#6 Feminist Movements Challenging Political Transformation

04 November 2021, 6 pm CET

Contemporary feminist movements in recent years have developed significantly worldwide in ways that speak to their revolutionary potential – including within authoritarian contexts. How can their theories, political content, and organizational forms – from grassroots collective activism to organized strikes – effectively bring about the political transformation and social change needed in our patriarchal societies? What are their demands and visions for the future? What are the difficulties in realizing these visions? What will sustain – and not limit – the movements’ more radical visions? What is the importance of acknowledging how discrimination is forged at the intersection of gender, race, class, sexual orientation, religion, and more? 

While neoliberal feminism has become part of the dominant discourse and can often serve the continuation of capitalist market rules, we will reflect on whether feminism should ultimately imply a global indictment of capitalism. How has the concept of “work” evolved in recent years? How can feminism describe and grasp the recent crises emerging from the impact of pandemic restrictions, unequal access to vaccines, and climate justice? How can we support postcolonial feminist approaches that address structural injustice? Together with our guests, we will discuss how human rights can be leveraged without reproducing gendered violence or reinforcing patriarchal systems of oppression.    

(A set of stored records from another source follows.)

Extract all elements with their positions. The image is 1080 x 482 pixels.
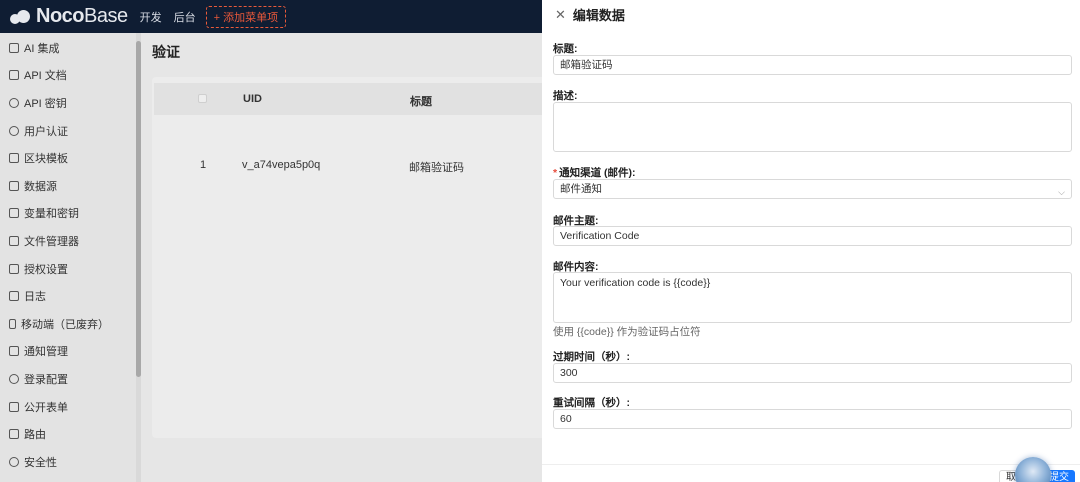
retry-input[interactable]: 60 <box>553 409 1072 429</box>
nocobase-logo[interactable]: NocoBase <box>10 5 128 28</box>
sidebar-item-label: AI 集成 <box>24 42 60 55</box>
table-card <box>152 77 552 438</box>
table-icon <box>9 208 19 219</box>
main-content: 验证 UID 标题 1 v_a74vepa5p0q 邮箱验证码 <box>141 33 554 482</box>
table-icon <box>9 401 19 412</box>
title-input[interactable]: 邮箱验证码 <box>553 55 1072 75</box>
channel-select-value: 邮件通知 <box>560 183 602 195</box>
sidebar-item-label: 通知管理 <box>24 346 68 359</box>
document-icon <box>9 70 19 81</box>
sidebar-item-label: API 文档 <box>24 70 67 83</box>
expire-label: 过期时间（秒）: <box>553 351 630 363</box>
drawer-header: ✕ 编辑数据 <box>542 0 1080 29</box>
content-help-text: 使用 {{code}} 作为验证码占位符 <box>553 326 701 338</box>
route-icon <box>9 429 19 440</box>
page-title: 验证 <box>152 44 180 60</box>
column-header-title[interactable]: 标题 <box>410 93 432 109</box>
sidebar-item-block-templates[interactable]: 区块模板 <box>0 144 136 172</box>
login-icon <box>9 125 19 136</box>
table-header: UID 标题 <box>154 83 554 115</box>
description-label: 描述: <box>553 90 578 102</box>
title-label: 标题: <box>553 43 578 55</box>
channel-select[interactable]: 邮件通知 ⌵ <box>553 179 1072 199</box>
sidebar-item-label: 区块模板 <box>24 153 68 166</box>
robot-icon <box>9 42 19 53</box>
expire-input[interactable]: 300 <box>553 363 1072 383</box>
sidebar-item-label: 路由 <box>24 429 46 442</box>
content-textarea[interactable]: Your verification code is {{code}} <box>553 272 1072 323</box>
sidebar-item-license[interactable]: 授权设置 <box>0 255 136 283</box>
row-uid: v_a74vepa5p0q <box>242 159 321 171</box>
sidebar-item-api-docs[interactable]: API 文档 <box>0 62 136 90</box>
channel-label-text: 通知渠道 (邮件): <box>559 167 636 179</box>
sidebar-item-file-manager[interactable]: 文件管理器 <box>0 227 136 255</box>
sidebar-item-label: 公开表单 <box>24 401 68 414</box>
drawer-title: 编辑数据 <box>572 8 625 23</box>
nav-link-dev[interactable]: 开发 <box>140 9 162 25</box>
column-header-uid[interactable]: UID <box>243 93 262 105</box>
sidebar-item-mobile[interactable]: 移动端（已废弃） <box>0 310 136 338</box>
logo-text-light: Base <box>84 5 128 27</box>
sidebar-item-label: 授权设置 <box>24 263 68 276</box>
select-all-checkbox[interactable] <box>198 94 207 103</box>
sidebar-item-label: 数据源 <box>24 180 57 193</box>
database-icon <box>9 180 19 191</box>
subject-input[interactable]: Verification Code <box>553 226 1072 246</box>
sidebar-item-label: 安全性 <box>24 456 57 469</box>
chevron-down-icon: ⌵ <box>1058 187 1065 197</box>
sidebar-item-routes[interactable]: 路由 <box>0 420 136 448</box>
add-menu-item-button[interactable]: + 添加菜单项 <box>205 5 287 28</box>
sidebar-item-api-keys[interactable]: API 密钥 <box>0 89 136 117</box>
sidebar-item-auth[interactable]: 用户认证 <box>0 117 136 145</box>
megaphone-icon <box>9 346 19 357</box>
key-icon <box>9 97 19 108</box>
sidebar-item-label: 变量和密钥 <box>24 208 79 221</box>
sidebar-item-ai[interactable]: AI 集成 <box>0 34 136 62</box>
sidebar-item-datasource[interactable]: 数据源 <box>0 172 136 200</box>
sidebar-item-label: 日志 <box>24 291 46 304</box>
channel-label: * 通知渠道 (邮件): <box>553 167 636 179</box>
sidebar-item-variables[interactable]: 变量和密钥 <box>0 200 136 228</box>
drawer-footer: 取消 提交 <box>542 464 1080 482</box>
file-icon <box>9 235 19 246</box>
mobile-icon <box>9 318 16 329</box>
sidebar-item-label: 移动端（已废弃） <box>21 318 109 331</box>
logo-text-bold: Noco <box>36 5 85 27</box>
edit-drawer: ✕ 编辑数据 标题: 邮箱验证码 描述: * 通知渠道 (邮件): 邮件通知 ⌵ … <box>542 0 1080 482</box>
nav-link-admin[interactable]: 后台 <box>174 9 196 25</box>
settings-sidebar: AI 集成 API 文档 API 密钥 用户认证 区块模板 数据源 变量和密钥 … <box>0 33 136 482</box>
row-index: 1 <box>200 159 207 171</box>
template-icon <box>9 153 19 164</box>
sidebar-item-label: 用户认证 <box>24 125 68 138</box>
sidebar-item-label: API 密钥 <box>24 97 67 110</box>
sidebar-item-security[interactable]: 安全性 <box>0 448 136 476</box>
assistant-orb-icon[interactable] <box>1015 457 1051 482</box>
description-textarea[interactable] <box>553 102 1072 152</box>
sidebar-item-login-config[interactable]: 登录配置 <box>0 365 136 393</box>
sidebar-item-public-forms[interactable]: 公开表单 <box>0 393 136 421</box>
close-icon[interactable]: ✕ <box>555 7 566 23</box>
sidebar-item-notifications[interactable]: 通知管理 <box>0 338 136 366</box>
shield-icon <box>9 456 19 467</box>
log-icon <box>9 291 19 302</box>
sidebar-item-logs[interactable]: 日志 <box>0 282 136 310</box>
gear-icon <box>9 373 19 384</box>
logo-icon <box>10 9 32 25</box>
sidebar-item-label: 登录配置 <box>24 373 68 386</box>
row-title: 邮箱验证码 <box>409 162 464 174</box>
retry-label: 重试间隔（秒）: <box>553 397 630 409</box>
license-icon <box>9 263 19 274</box>
sidebar-item-label: 文件管理器 <box>24 235 79 248</box>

In this 6th online event of our series “Human Rights in Times of Crises: Resistance and Concrete Utopias,” we are happy to host two highly recommended guests. Marta Dillon is a journalist, writer, and lesbian feminist activist, as well as one of the founders of the #NiUnaMenos grassroots movement in Argentina which campaigns against gender-based and other forms of violence. She also works closely with Veronica Gago, author of “Feminist International – How to Change Everything” and has spread the concept of feminist strikes across Latin American countries. Our second guest is Magdalena Baran-Szoltys, scholar and co-editor of the book “About Demands. How Feminist Activism Succeeds,” who is active in the All-Poland Women's Strike Movement and the protests against the Polish abortion law #czarnyprotest, as well as in Frauen*Volksbegehren, a non-partisan referendum movement demanding equality for woman in Austria. The conversation will be presented and moderated by Wolfgang Kaleck, ECCHR General Secretary.

Guests

Marta Dillon

Marta Dillon is a lesbian feminist activist, journalist, writer, and documentary filmmaker.  In the grassroots movement #NiUnaMenos and the Ni Una Menos collective, Dillon campaigns against gender-based and other forms of violence since their foundings. She also fights for justice against the genocides committed during the last dictatorship in Argentina – therefor she works with the HIJOS organizations, a human right group that built a popular path of justice in the '90 and the early's 2000.

Magdalena Baran-Szołtys

Magdalena Baran-Szołtys is a literary scholar and post-doctoral researcher at the Research Center for the History of Transformations (RECET) at University of Vienna, Austria. Her work focuses on inequalities and transformations in East Central Europe. She played a leading role at the Frauen*Volksbegehren, an Austrian, non-partisan referendum movement demanding equality for women in Austria.

Wolfgang Kaleck

Wolfgang Kaleck founded the European Center for Constitutional and Human Rights with other internationally renowned lawyers in Berlin in 2007. As a lawyer, he represents whistleblower Edward Snowden, among others. Kaleck has also published numerous books.